First time buyers in London are paying double what their counterparts in the rest of the UK are to get on the property ladder, according to the latest figures from Lloyds Bank.
The average price of a first-time buyer home in the capital has risen by two thirds over the past five years to hit £420,132, versus an average of £210,515 in the rest of the country.
The average deposit paid by London-based first-time buyers has also gone up 62 per cent since 2013 and is now £92,833, the lender revealed.
Huge price increases have led to a 5 per cent decline in the number of buyers getting onto the property ladder in London, and the proportion of UK first-time buyers in London has fallen from 17 per cent five years ago to 12 per cent.
Camden is the London borough where buyers are having to stump up the highest average deposit, at £175,844, up 28 per cent since 2013, while Haringey has seen average deposits more than double over the same period, rising from £63,447 to £131,827.
Despite the daunting price tags on properties in the capital, Lloyds Bank’s research shows it is still cheaper to buy than rent, with a typical three bedroom house costing a London first-time buyer around £1,248 per month as opposed to rent of £1,545, a difference of £3,568 per year.
“Despite the recent slowdown in London house prices this latest data shows how expensive it has become to live in the capital, particularly for young people trying to get on the ladder for the first time.

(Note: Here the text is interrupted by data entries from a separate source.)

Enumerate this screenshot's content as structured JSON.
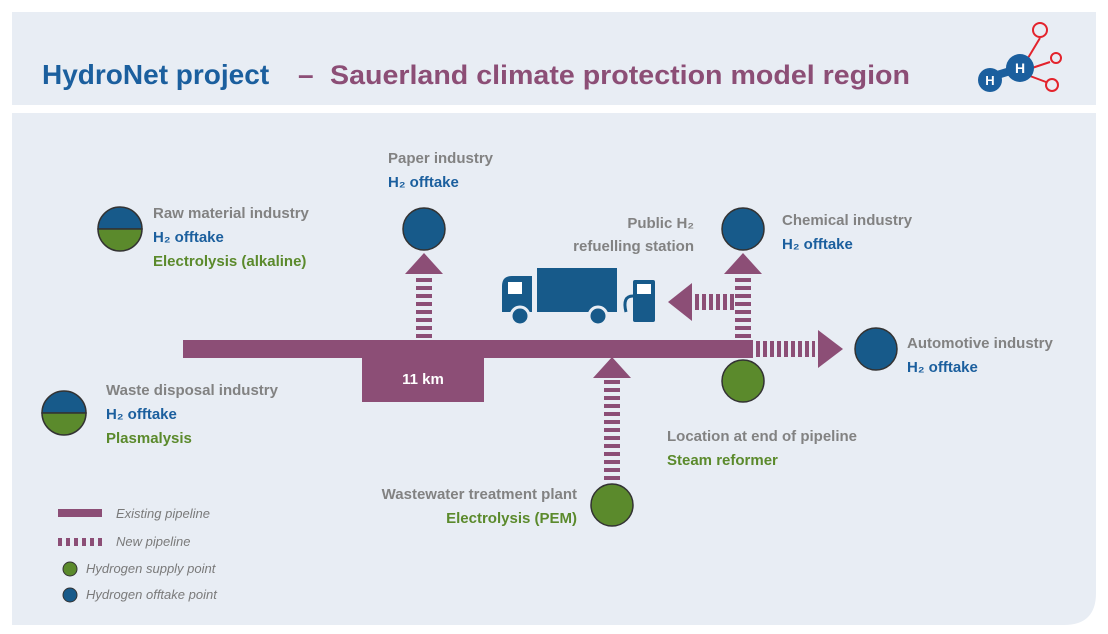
{
  "header": {
    "title": "HydroNet project",
    "separator": "–",
    "subtitle": "Sauerland climate protection model region",
    "logo": [
      "H",
      "H"
    ]
  },
  "nodes": [
    {
      "name": "Paper industry",
      "roles": [
        "H₂ offtake"
      ]
    },
    {
      "name": "Raw material industry",
      "roles": [
        "H₂ offtake",
        "Electrolysis (alkaline)"
      ]
    },
    {
      "name": "Chemical industry",
      "roles": [
        "H₂ offtake"
      ]
    },
    {
      "name": "Automotive industry",
      "roles": [
        "H₂ offtake"
      ]
    },
    {
      "name": "Waste disposal industry",
      "roles": [
        "H₂ offtake",
        "Plasmalysis"
      ]
    },
    {
      "name": "Location at end of pipeline",
      "roles": [
        "Steam reformer"
      ]
    },
    {
      "name": "Wastewater treatment plant",
      "roles": [
        "Electrolysis (PEM)"
      ]
    }
  ],
  "refuelling_station": [
    "Public H₂",
    "refuelling station"
  ],
  "pipeline_label": "11 km",
  "legend": [
    "Existing pipeline",
    "New pipeline",
    "Hydrogen supply point",
    "Hydrogen offtake point"
  ]
}
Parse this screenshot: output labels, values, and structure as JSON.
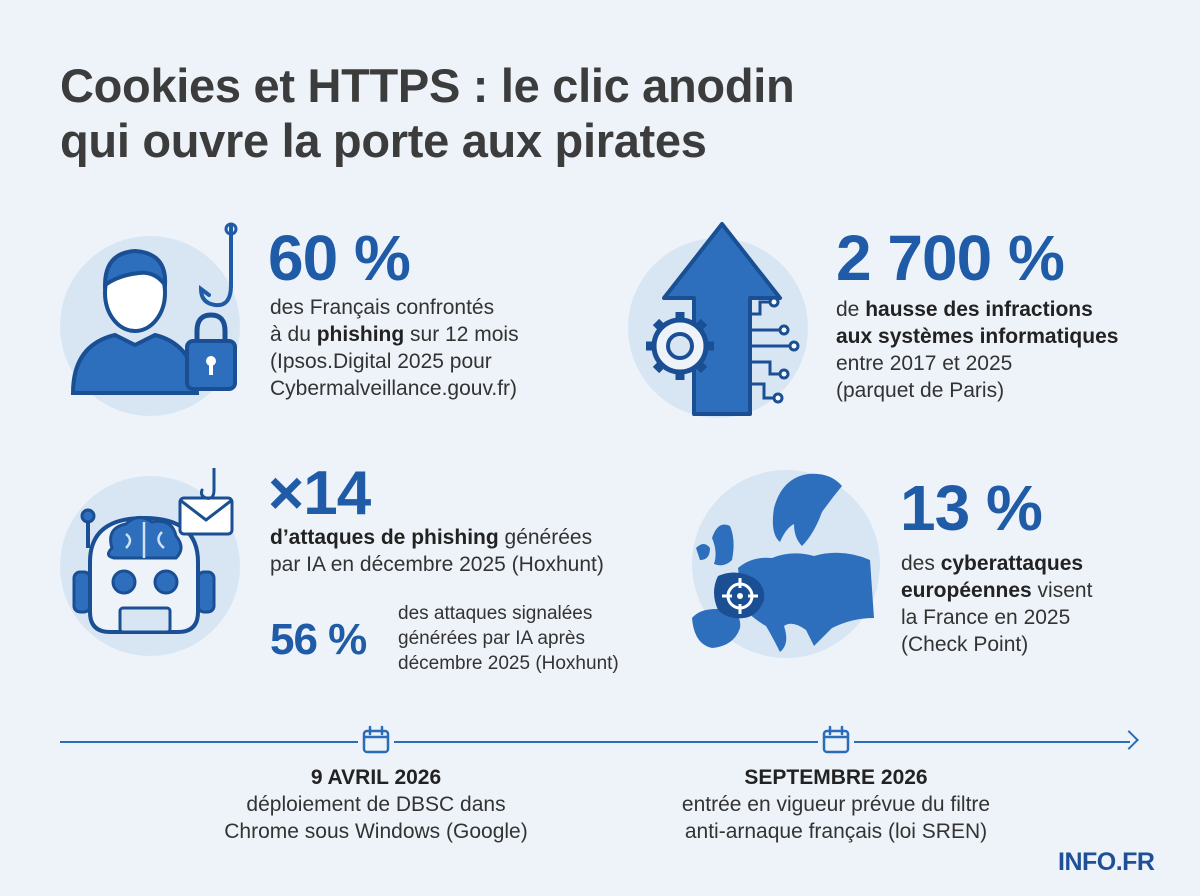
{
  "title_line1": "Cookies et HTTPS : le clic anodin",
  "title_line2": "qui ouvre la porte aux pirates",
  "stats": {
    "phishing": {
      "value": "60 %",
      "line1": "des Français confrontés",
      "line2_pre": "à du ",
      "line2_bold": "phishing",
      "line2_post": " sur 12 mois",
      "line3": "(Ipsos.Digital 2025 pour",
      "line4": "Cybermalveillance.gouv.fr)"
    },
    "infractions": {
      "value": "2 700 %",
      "line1_pre": "de ",
      "line1_bold": "hausse des infractions",
      "line2_bold": "aux systèmes informatiques",
      "line3": "entre 2017 et 2025",
      "line4": "(parquet de Paris)"
    },
    "ia": {
      "value": "×14",
      "line1_bold": "d’attaques de phishing",
      "line1_post": " générées",
      "line2": "par IA en décembre 2025 (Hoxhunt)",
      "sub_value": "56 %",
      "sub_line1": "des attaques signalées",
      "sub_line2": "générées par IA après",
      "sub_line3": "décembre 2025 (Hoxhunt)"
    },
    "europe": {
      "value": "13 %",
      "line1_pre": "des ",
      "line1_bold": "cyberattaques",
      "line2_bold": "européennes",
      "line2_post": " visent",
      "line3": "la France en 2025",
      "line4": "(Check Point)"
    }
  },
  "timeline": [
    {
      "date": "9 AVRIL 2026",
      "line1": "déploiement de DBSC dans",
      "line2": "Chrome sous Windows (Google)"
    },
    {
      "date": "SEPTEMBRE 2026",
      "line1": "entrée en vigueur prévue du filtre",
      "line2": "anti-arnaque français (loi SREN)"
    }
  ],
  "brand": "INFO.FR",
  "icons": [
    "user-phishing-lock-icon",
    "arrow-circuit-gear-icon",
    "robot-brain-email-icon",
    "europe-map-target-icon",
    "calendar-icon"
  ],
  "colors": {
    "accent": "#1f5ba6",
    "icon_fill": "#2e6fbd",
    "circle": "#d8e6f4",
    "background": "#edf3f9"
  }
}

As a result, first-time buyers have to wait until they are 34 before getting their first foot on the property ladder,” said Andrew Mason, Lloyds Bank mortgage products director.
“While property prices drop as you head to the fringes of the capital, our analysis is showing that this gap is closing as house price growth in outer London boroughs is continuing to increase at a greater pace than inner London boroughs. This healthy growth may be linked to a high demand for these more affordable properties as well as some areas benefiting from the new Crossrail link due to open next year as commuters move further afield.”
Official figures published in April revealed that the average house price in England and Wales last year was almost eight times the average annual income, while in London prices were more than 13 times average earnings.
The government has pledged to build 300,000 houses annually to address the current crisis, as a lack of stock is helping prop up prices. However, recent research by Heriot-Watt University showed homes must be built at a greater rate - 340,000 per year until 2031 - to address the current backlog, which in England stands at 3.91m houses.